= Immanuel's Veins =

2010 novel by Ted Dekker

First edition (publ. Thomas Nelson)

Immanuel's Veins is a Christian novel by Ted Dekker that was published in America on September 7, 2010. It follows the life, love, and death of Saint Thomas the Beast Hunter of Russia. (Thomas is mentioned briefly, twice, in Dekker's book Green) It is the first novel Dekker has published that is written in the first person.

==Plot==

In 1772, the Cantemir family is placed in the safe-keeping of Toma Nicolescu by Catherine the Great.
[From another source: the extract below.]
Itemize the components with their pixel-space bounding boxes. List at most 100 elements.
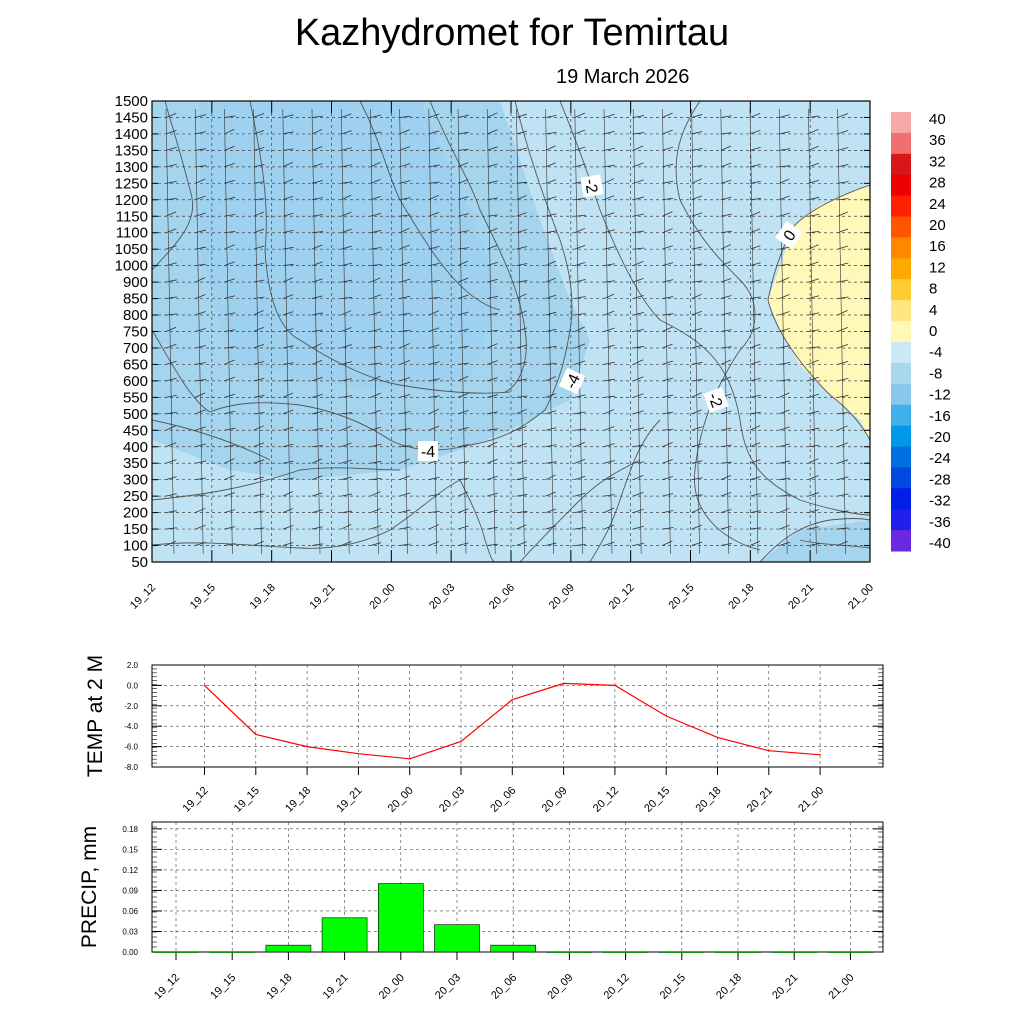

He soon falls in love with Lucine Cantemir, the daughter of the family he is sworn to protect. Although, the fact of his love is kept secret from even her, for he is faithful to his duty. But then, Vlad van Valerik (Vlad is the same Vlad 'Smith' that is Shadow Man in the 49th Mystic who is also known as Black in Showdown) comes onto the scene and starts courting Lucine, and Toma is alerted by this, whether it be in a sense of danger, or out of jealousy.

==Publication==
In the Netherlands, Immanuel's Veins was not published because it was deemed by the Dutch publisher to be 'too sensual'. Dekker defended his novel by saying it was no more sensual than the Song of Solomon in the Bible. His American publisher, Thomas Nelson, saw no reason not to publish the novel, and it was released in America on schedule.